Подобная мысль всегда вертелась где-то на задворках моего сознания, но, услышав его слова, я понял, что головная боль слегка разжала хватку на моих висках, будто получив удовлетворительное подтверждение.
— Вы уверены? — спросил я.
— Да. Не буду утомлять вас рассуждениями об угле вхождения острия ножа и прочим жаргоном, но это очевидно, если знать, на что смотришь. Я — знаю. Судмедэксперт, думаю, тоже это отметил. — Стэндон помассировал переносицу и добавил: — Злосчастное дитя.
Но злосчастья не сваливаются в таком объеме на одного человека без причины.

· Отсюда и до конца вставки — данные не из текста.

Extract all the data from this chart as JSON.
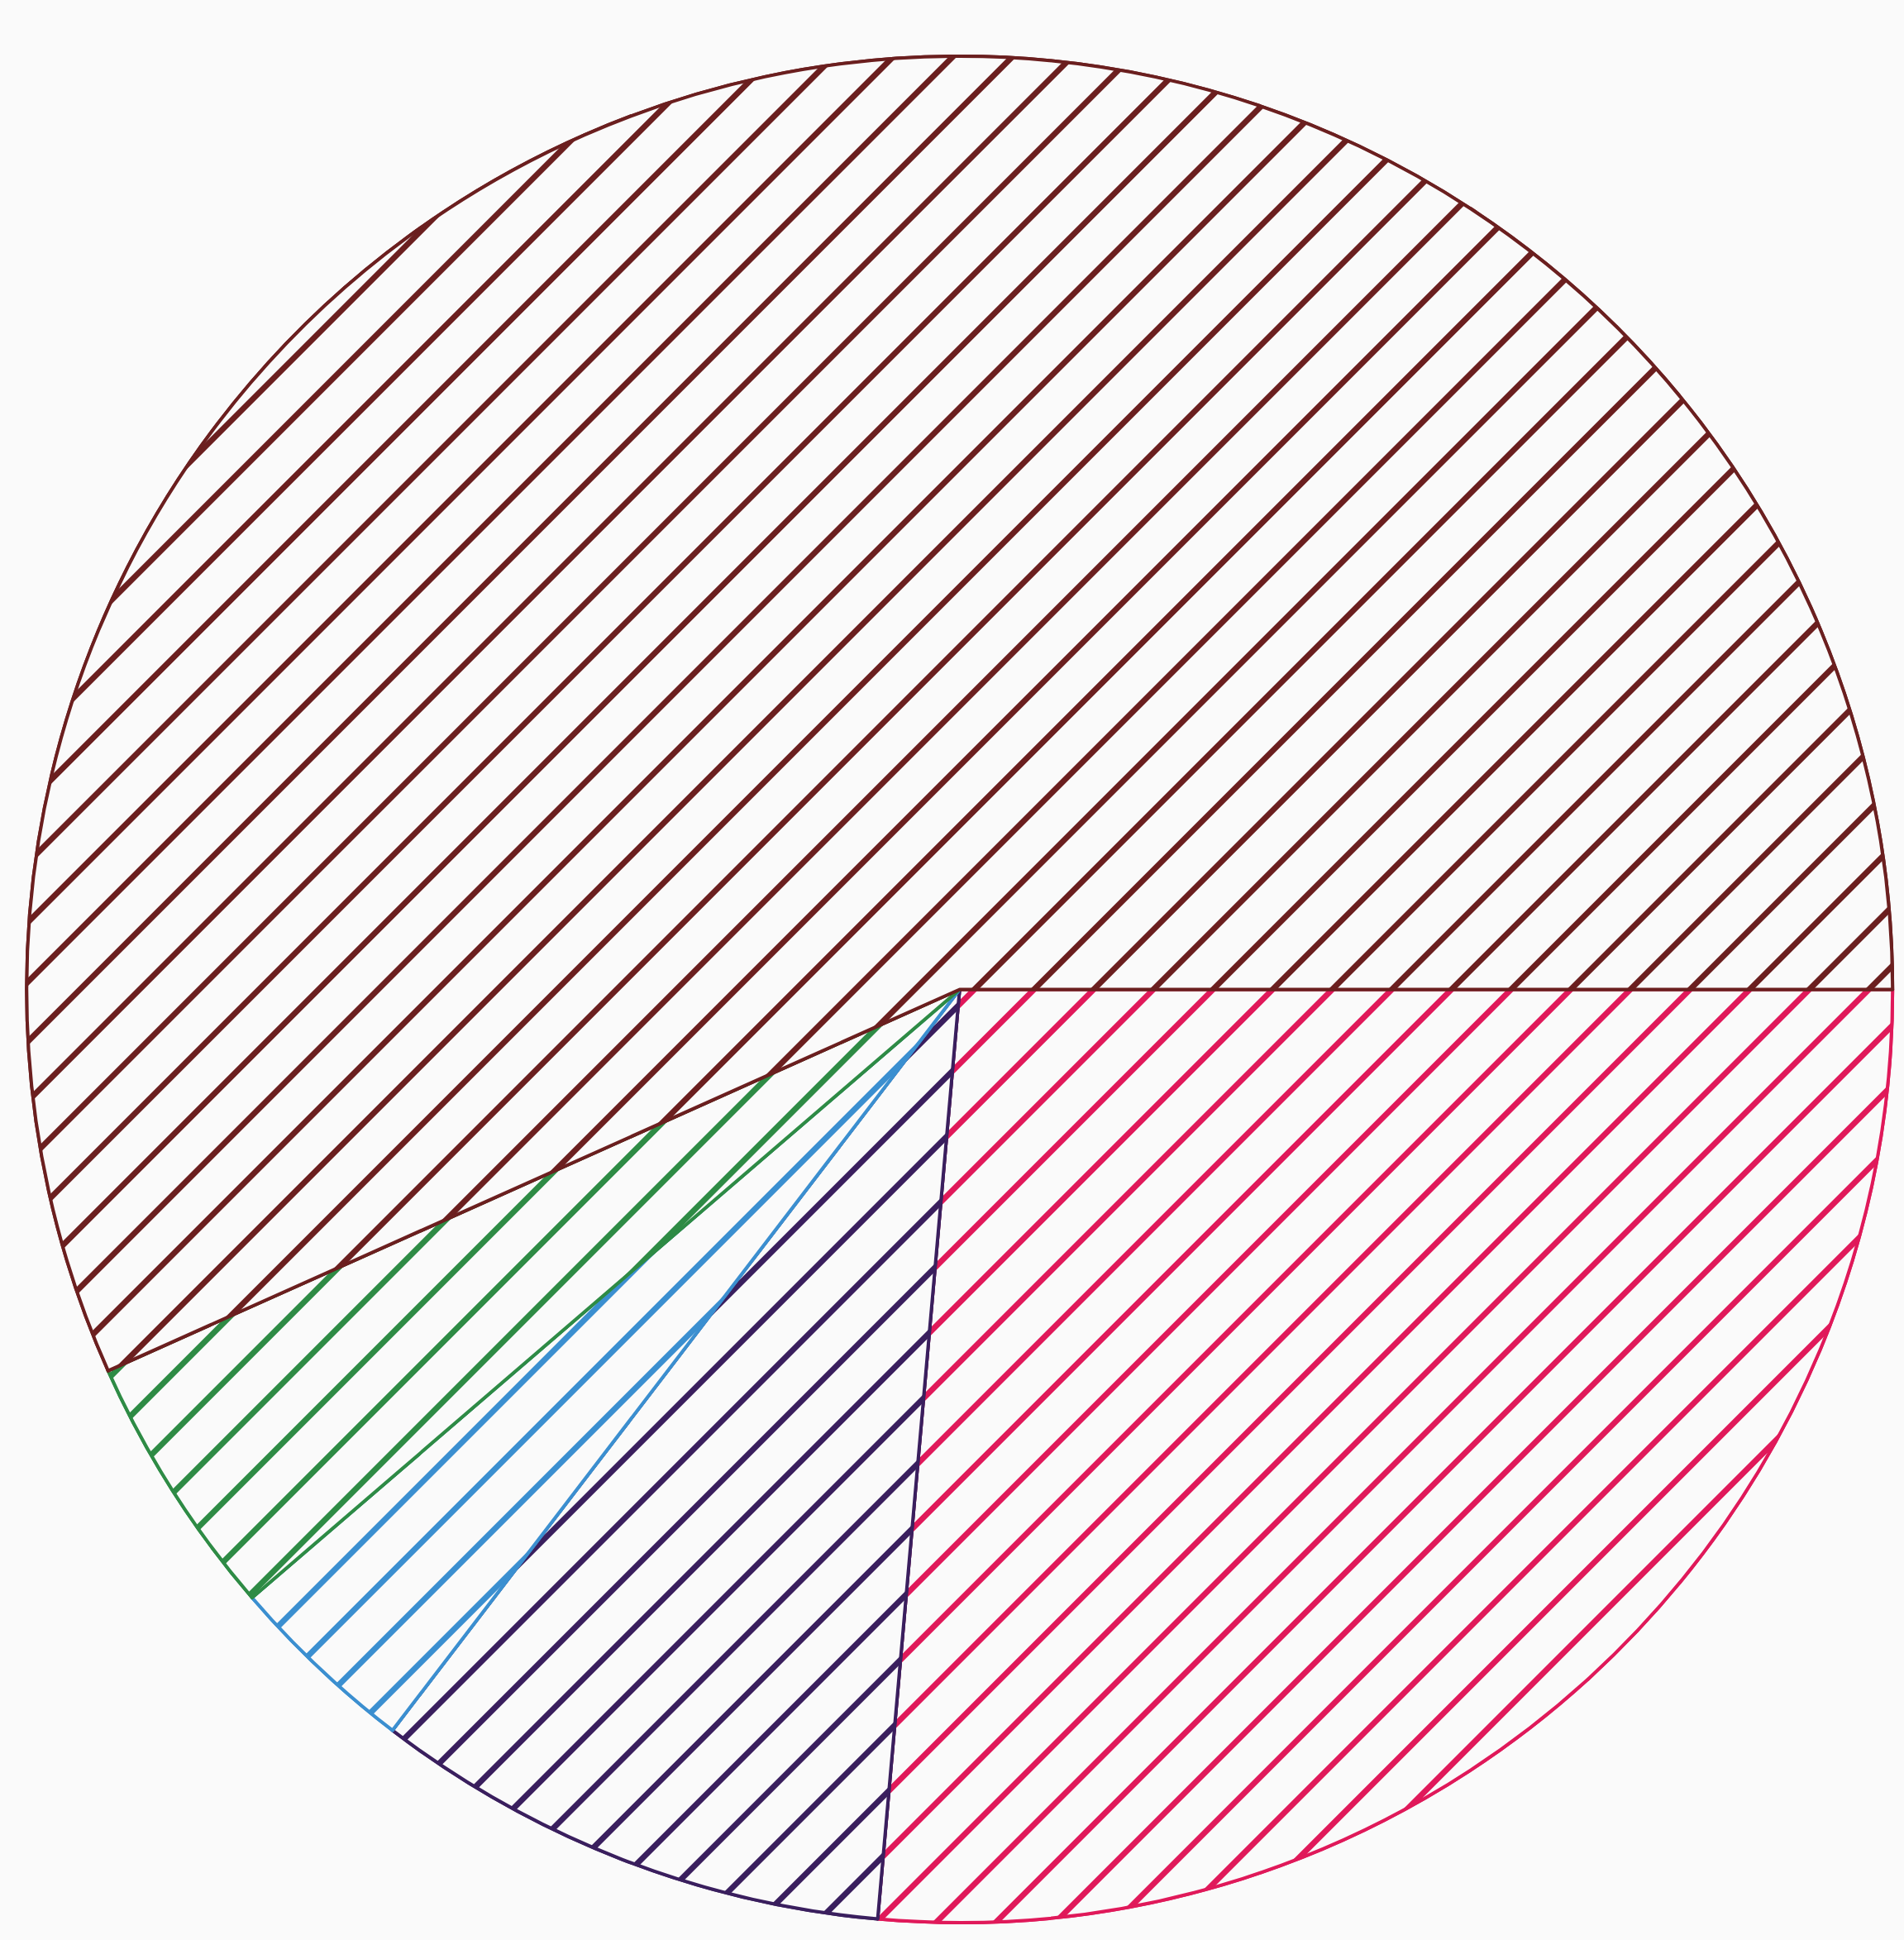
{
  "chart_data": {
    "type": "pie",
    "categories": [
      null,
      null,
      null,
      null,
      null
    ],
    "values": [
      26.4,
      9.0,
      3.3,
      4.6,
      56.7
    ],
    "colors": [
      "#e0195a",
      "#3a1f5e",
      "#3b8fd0",
      "#2e8b45",
      "#6b1f1f"
    ]
  }
}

Поняв, что дальнейший разговор бесполезен, Стэндон отступил в сторону и вышел из помещения, чтобы дать мне некоторое время побыть наедине со Сьюзен. Она слишком глубоко запустила коготки — не столько в мое тело, сколько, как я начал понимать, в душу, — и теперь я задавался вопросом, смог бы я полюбить ее, если бы только обстоятельства не вынудили нас быть хитрыми и опасными друг с другом. Это было бы совсем неплохо — просыпаясь каждое утро, видеть ее лицо рядом с собой на подушке, слушать, как она шутит на тему лам. Что бы случилось, если бы, плача той ночью на пляже, она призналась мне в том, что в ее жизни было хуже, чем мамины вафли? Я кашлянул; я решил, что, какие бы странные взгляды ни бросал на меня Арчибальд Ремфри, я вернусь завтра на заупокойную службу. Я должен был увидеть, кто там будет. Я снова закашлялся и протянул руку, чтобы натянуть простыню на лицо Сьюзен — или, возможно, оттянуть вниз, чтобы снова увидеть ее, узнать так, как я не узнал ее даже в постели… но я не смог этого сделать. Нельзя было испортить прическу, которую с таким большим трудом возводил Стэндон.

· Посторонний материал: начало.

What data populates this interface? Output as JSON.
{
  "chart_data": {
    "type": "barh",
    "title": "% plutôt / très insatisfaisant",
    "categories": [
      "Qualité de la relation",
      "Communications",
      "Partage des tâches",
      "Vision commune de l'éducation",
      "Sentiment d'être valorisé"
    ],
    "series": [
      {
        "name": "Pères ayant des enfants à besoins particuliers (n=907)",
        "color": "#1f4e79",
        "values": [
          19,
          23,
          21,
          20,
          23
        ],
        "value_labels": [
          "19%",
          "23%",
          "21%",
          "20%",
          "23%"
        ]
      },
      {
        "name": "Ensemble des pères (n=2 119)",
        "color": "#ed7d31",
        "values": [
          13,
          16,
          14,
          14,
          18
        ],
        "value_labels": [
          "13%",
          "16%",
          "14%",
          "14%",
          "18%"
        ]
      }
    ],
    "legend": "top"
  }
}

У меня саднило в гортани. Я опять кашлянул, чтобы прочистить горло, и понял, что что-то не так. Я развернулся и оглядел комнату: из-под двери валил черный хлопковый дым. Подбежав, я осторожно приложил ладонь к ручке — она была горячей. Черт возьми! Развязав галстук, я намотал его на руку и подергал за ручку. Дверь была заперта.

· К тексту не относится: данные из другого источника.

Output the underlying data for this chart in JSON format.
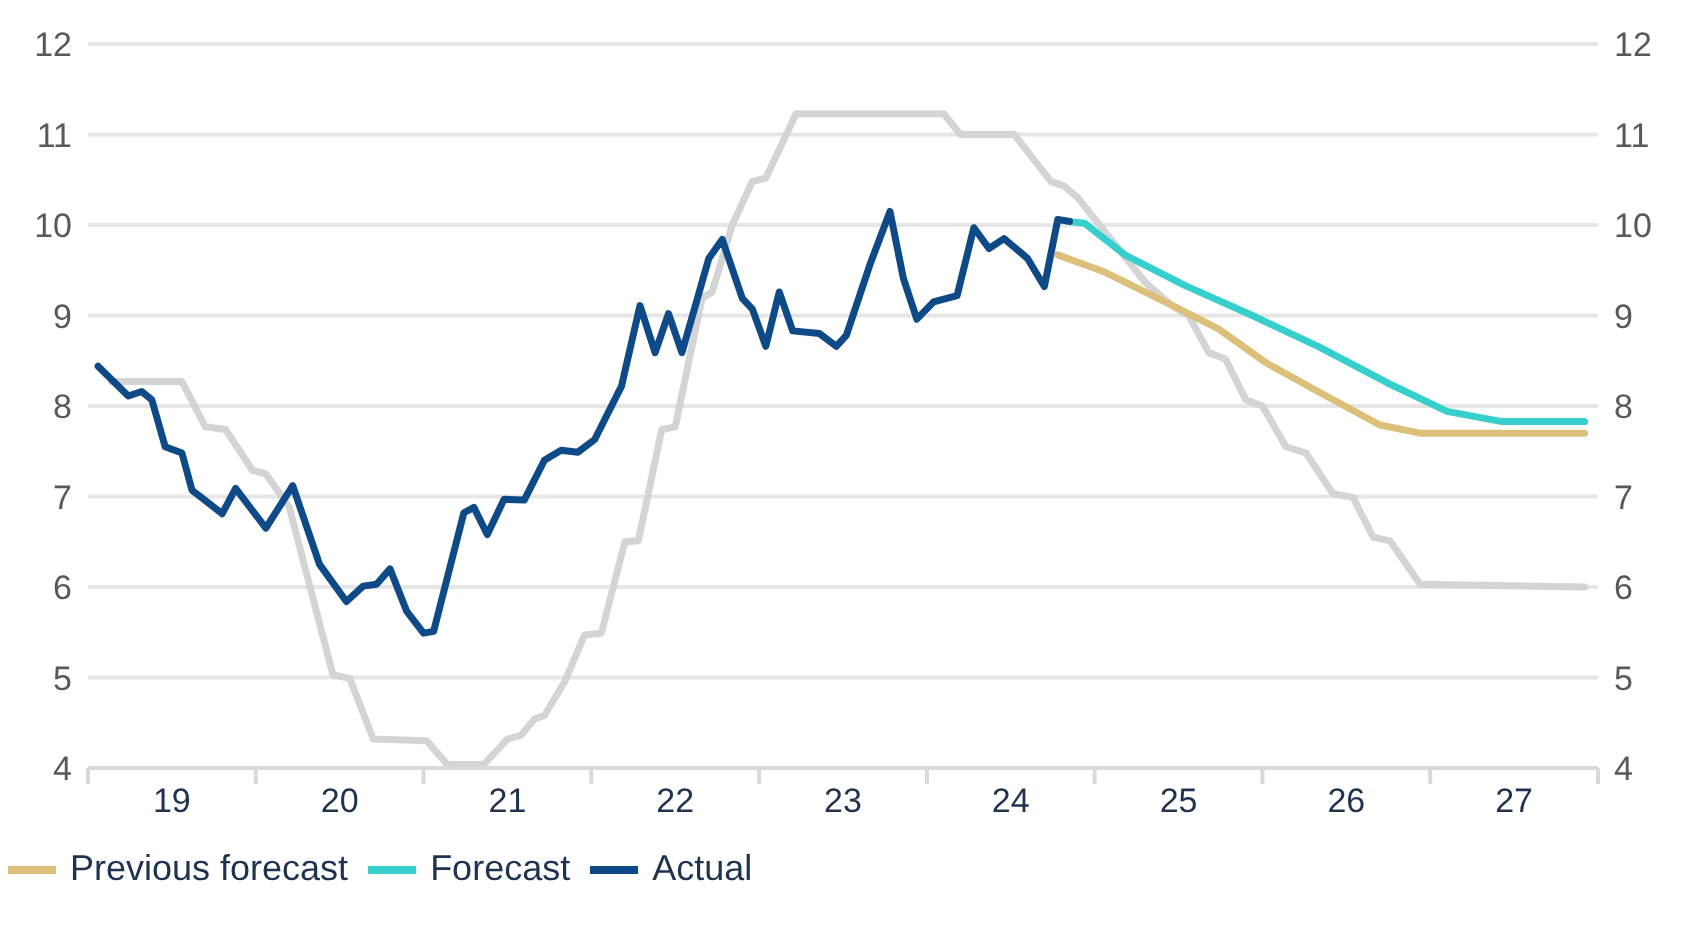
{
  "chart_data": {
    "type": "line",
    "xlim": [
      18.5,
      27.5
    ],
    "xticks": [
      {
        "value": 18.5,
        "label": null
      },
      19,
      {
        "value": 19.5,
        "label": null
      },
      20,
      {
        "value": 20.5,
        "label": null
      },
      21,
      {
        "value": 21.5,
        "label": null
      },
      22,
      {
        "value": 22.5,
        "label": null
      },
      23,
      {
        "value": 23.5,
        "label": null
      },
      24,
      {
        "value": 24.5,
        "label": null
      },
      25,
      {
        "value": 25.5,
        "label": null
      },
      26,
      {
        "value": 26.5,
        "label": null
      },
      27,
      {
        "value": 27.5,
        "label": null
      }
    ],
    "ylim": [
      4,
      12
    ],
    "yticks": [
      4,
      5,
      6,
      7,
      8,
      9,
      10,
      11,
      12
    ],
    "y2lim": [
      4,
      12
    ],
    "y2ticks": [
      4,
      5,
      6,
      7,
      8,
      9,
      10,
      11,
      12
    ],
    "grid": "y",
    "legend": "bottom left",
    "marker": "none",
    "line_style": "solid",
    "series": [
      {
        "color": "#d4d4d4",
        "x": [
          18.64,
          19.06,
          19.2,
          19.32,
          19.48,
          19.56,
          19.7,
          19.96,
          20.06,
          20.2,
          20.52,
          20.64,
          20.86,
          21.0,
          21.08,
          21.16,
          21.22,
          21.34,
          21.46,
          21.56,
          21.7,
          21.78,
          21.92,
          22.0,
          22.16,
          22.22,
          22.34,
          22.46,
          22.54,
          22.72,
          23.6,
          23.7,
          24.02,
          24.24,
          24.32,
          24.4,
          24.8,
          24.96,
          25.06,
          25.18,
          25.28,
          25.4,
          25.5,
          25.64,
          25.76,
          25.92,
          26.04,
          26.16,
          26.26,
          26.44,
          27.42
        ],
        "values": [
          8.27,
          8.27,
          7.77,
          7.74,
          7.29,
          7.25,
          6.88,
          5.03,
          4.99,
          4.32,
          4.3,
          4.04,
          4.04,
          4.32,
          4.36,
          4.54,
          4.58,
          4.95,
          5.47,
          5.49,
          6.5,
          6.51,
          7.74,
          7.77,
          9.19,
          9.26,
          10.0,
          10.48,
          10.52,
          11.23,
          11.23,
          11.0,
          11.0,
          10.48,
          10.43,
          10.3,
          9.37,
          9.11,
          9.0,
          8.59,
          8.52,
          8.07,
          8.0,
          7.55,
          7.48,
          7.03,
          6.99,
          6.55,
          6.51,
          6.03,
          6.0
        ]
      },
      {
        "name": "Previous forecast",
        "color": "#dcc07a",
        "x": [
          24.28,
          24.56,
          24.92,
          25.24,
          25.52,
          25.88,
          26.2,
          26.44,
          27.42
        ],
        "values": [
          9.67,
          9.48,
          9.15,
          8.85,
          8.48,
          8.11,
          7.79,
          7.7,
          7.7
        ]
      },
      {
        "name": "Forecast",
        "color": "#36cfcc",
        "x": [
          24.34,
          24.44,
          24.68,
          25.04,
          25.44,
          25.84,
          26.24,
          26.6,
          26.92,
          27.42
        ],
        "values": [
          10.04,
          10.02,
          9.67,
          9.33,
          9.0,
          8.65,
          8.26,
          7.94,
          7.83,
          7.83
        ]
      },
      {
        "name": "Actual",
        "color": "#0d4a87",
        "x": [
          18.56,
          18.74,
          18.82,
          18.88,
          18.96,
          19.06,
          19.12,
          19.3,
          19.38,
          19.56,
          19.72,
          19.88,
          20.04,
          20.14,
          20.22,
          20.3,
          20.4,
          20.5,
          20.56,
          20.74,
          20.8,
          20.88,
          20.98,
          21.1,
          21.22,
          21.32,
          21.42,
          21.52,
          21.68,
          21.79,
          21.88,
          21.96,
          22.04,
          22.2,
          22.28,
          22.4,
          22.46,
          22.54,
          22.62,
          22.7,
          22.86,
          22.96,
          23.02,
          23.16,
          23.28,
          23.36,
          23.44,
          23.54,
          23.68,
          23.78,
          23.87,
          23.96,
          24.1,
          24.2,
          24.28,
          24.35
        ],
        "values": [
          8.44,
          8.11,
          8.16,
          8.07,
          7.55,
          7.48,
          7.07,
          6.81,
          7.09,
          6.65,
          7.12,
          6.25,
          5.84,
          6.01,
          6.03,
          6.2,
          5.73,
          5.49,
          5.51,
          6.82,
          6.88,
          6.58,
          6.97,
          6.96,
          7.4,
          7.51,
          7.49,
          7.63,
          8.22,
          9.11,
          8.59,
          9.02,
          8.59,
          9.63,
          9.84,
          9.19,
          9.07,
          8.66,
          9.26,
          8.83,
          8.8,
          8.66,
          8.78,
          9.56,
          10.15,
          9.41,
          8.96,
          9.15,
          9.22,
          9.97,
          9.74,
          9.85,
          9.63,
          9.32,
          10.06,
          10.04
        ]
      }
    ]
  }
}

— Стэндон! — крикнул я. — Ремфри! — Я навалился на деревянную панель всем весом. По ту ее сторону отчетливо потрескивал огонь, дальше по коридору люди громко кашляли, кричали и причитали. Желтое пламя вырвалось из замочной скважины и обвилось по краям двери, жадно потянувшись ко мне.
Я развернулся и бросился к окну, поднял стул и швырнул его изо всех сил; стекло разлетелось вдребезги, но стул отскочил на меня. Снаружи на окне были железные прутья. Кому, черт возьми, могло понадобиться вламываться в морг? Я подошел к раковине и сунул голову под кран, снял куртку, намочил ее и снова надел. Старик и женщина уставились на меня набитыми ватой глазницами.